La giovane Agata Trzebuchowska non è un’attrice professionista, bensì studentessa di filosofia dell’arte, incontrata dal regista in un bar. Non aveva mai recitato e (probabilmente) non reciterà più.
Si tratta dell’antisemitismo, per così dire, comune, espresso dalle popolazioni “gentili” che avevano vissuto accanto agli Ebrei per secoli. Sotto l’orrifico mantello protettivo della Shoah si sono consumati, durante e dopo la Seconda Guerra Mondiale, specie nell’Est Europa, tremendi delitti e atroci “pogromi” dei quali solo da pochi anni si comincia a parlare.

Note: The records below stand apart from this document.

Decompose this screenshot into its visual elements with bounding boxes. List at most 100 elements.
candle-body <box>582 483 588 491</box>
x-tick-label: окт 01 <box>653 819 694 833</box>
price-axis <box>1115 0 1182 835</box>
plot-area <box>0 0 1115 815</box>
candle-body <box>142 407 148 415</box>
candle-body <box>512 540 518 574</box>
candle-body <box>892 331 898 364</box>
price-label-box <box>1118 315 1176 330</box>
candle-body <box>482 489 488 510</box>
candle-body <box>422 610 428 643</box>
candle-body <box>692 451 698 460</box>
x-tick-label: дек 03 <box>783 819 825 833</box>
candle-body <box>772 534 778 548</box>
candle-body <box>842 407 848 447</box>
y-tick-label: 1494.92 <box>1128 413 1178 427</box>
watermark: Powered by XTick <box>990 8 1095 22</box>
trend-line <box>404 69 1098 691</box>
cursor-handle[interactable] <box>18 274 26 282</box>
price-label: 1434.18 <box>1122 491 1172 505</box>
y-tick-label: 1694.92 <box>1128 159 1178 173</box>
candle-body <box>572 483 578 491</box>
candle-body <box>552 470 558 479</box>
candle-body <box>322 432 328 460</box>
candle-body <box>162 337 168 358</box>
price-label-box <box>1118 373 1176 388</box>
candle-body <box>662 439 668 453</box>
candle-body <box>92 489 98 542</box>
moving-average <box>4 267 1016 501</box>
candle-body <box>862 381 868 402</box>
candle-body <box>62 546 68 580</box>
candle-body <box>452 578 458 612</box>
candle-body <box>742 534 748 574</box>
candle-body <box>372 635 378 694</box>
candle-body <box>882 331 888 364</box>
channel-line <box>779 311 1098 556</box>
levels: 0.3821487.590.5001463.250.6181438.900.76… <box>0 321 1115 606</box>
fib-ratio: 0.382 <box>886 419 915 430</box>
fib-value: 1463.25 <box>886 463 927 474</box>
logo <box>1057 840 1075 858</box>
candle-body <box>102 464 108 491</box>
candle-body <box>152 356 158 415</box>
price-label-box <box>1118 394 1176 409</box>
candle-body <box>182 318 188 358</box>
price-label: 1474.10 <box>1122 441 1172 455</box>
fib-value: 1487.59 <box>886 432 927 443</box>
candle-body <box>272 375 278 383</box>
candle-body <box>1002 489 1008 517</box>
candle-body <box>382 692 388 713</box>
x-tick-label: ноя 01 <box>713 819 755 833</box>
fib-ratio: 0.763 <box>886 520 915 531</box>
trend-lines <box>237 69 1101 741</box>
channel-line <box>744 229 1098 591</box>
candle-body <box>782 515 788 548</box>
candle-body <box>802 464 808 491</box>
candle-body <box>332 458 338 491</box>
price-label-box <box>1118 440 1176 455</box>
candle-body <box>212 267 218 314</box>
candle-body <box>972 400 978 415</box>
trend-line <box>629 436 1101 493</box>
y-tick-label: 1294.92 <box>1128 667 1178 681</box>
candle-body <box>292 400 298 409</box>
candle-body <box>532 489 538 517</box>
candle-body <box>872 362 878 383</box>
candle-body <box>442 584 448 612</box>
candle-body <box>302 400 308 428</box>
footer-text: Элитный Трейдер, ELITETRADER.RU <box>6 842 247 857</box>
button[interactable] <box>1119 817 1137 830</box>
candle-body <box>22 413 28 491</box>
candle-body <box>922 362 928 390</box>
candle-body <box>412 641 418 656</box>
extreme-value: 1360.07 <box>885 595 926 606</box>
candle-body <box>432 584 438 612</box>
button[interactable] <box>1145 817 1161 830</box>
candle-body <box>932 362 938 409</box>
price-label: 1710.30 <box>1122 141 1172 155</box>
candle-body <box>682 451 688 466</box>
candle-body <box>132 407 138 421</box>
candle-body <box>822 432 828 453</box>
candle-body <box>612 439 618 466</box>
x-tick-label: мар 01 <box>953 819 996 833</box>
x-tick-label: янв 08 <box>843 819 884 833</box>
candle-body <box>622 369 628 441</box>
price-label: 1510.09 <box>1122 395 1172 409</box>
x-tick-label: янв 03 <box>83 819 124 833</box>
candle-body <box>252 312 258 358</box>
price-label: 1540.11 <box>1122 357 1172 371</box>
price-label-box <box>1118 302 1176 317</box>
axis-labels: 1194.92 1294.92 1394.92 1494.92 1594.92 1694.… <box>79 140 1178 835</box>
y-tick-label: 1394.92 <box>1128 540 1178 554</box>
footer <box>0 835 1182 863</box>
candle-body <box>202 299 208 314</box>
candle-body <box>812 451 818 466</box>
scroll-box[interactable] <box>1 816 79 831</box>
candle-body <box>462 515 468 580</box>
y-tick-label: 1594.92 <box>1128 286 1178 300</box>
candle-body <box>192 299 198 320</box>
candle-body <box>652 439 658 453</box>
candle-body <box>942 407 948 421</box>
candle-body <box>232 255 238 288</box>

E’ l’odio antico che uccide, oltre ad un bambino bruno, una coppia di adulti, col pretesto di impossessarsi della loro casa -ma non si tratta di volgare omicidio a scopo di rapina, c’è ben altro in gioco-, ma ne risparmia la figlioletta dai capelli color grano (particolare di rilievo) affidandola al parroco del villaggio: così la macchia della sua nascita sarà cancellata. Ma la Storia, al momento opportuno, presenta i suoi conti.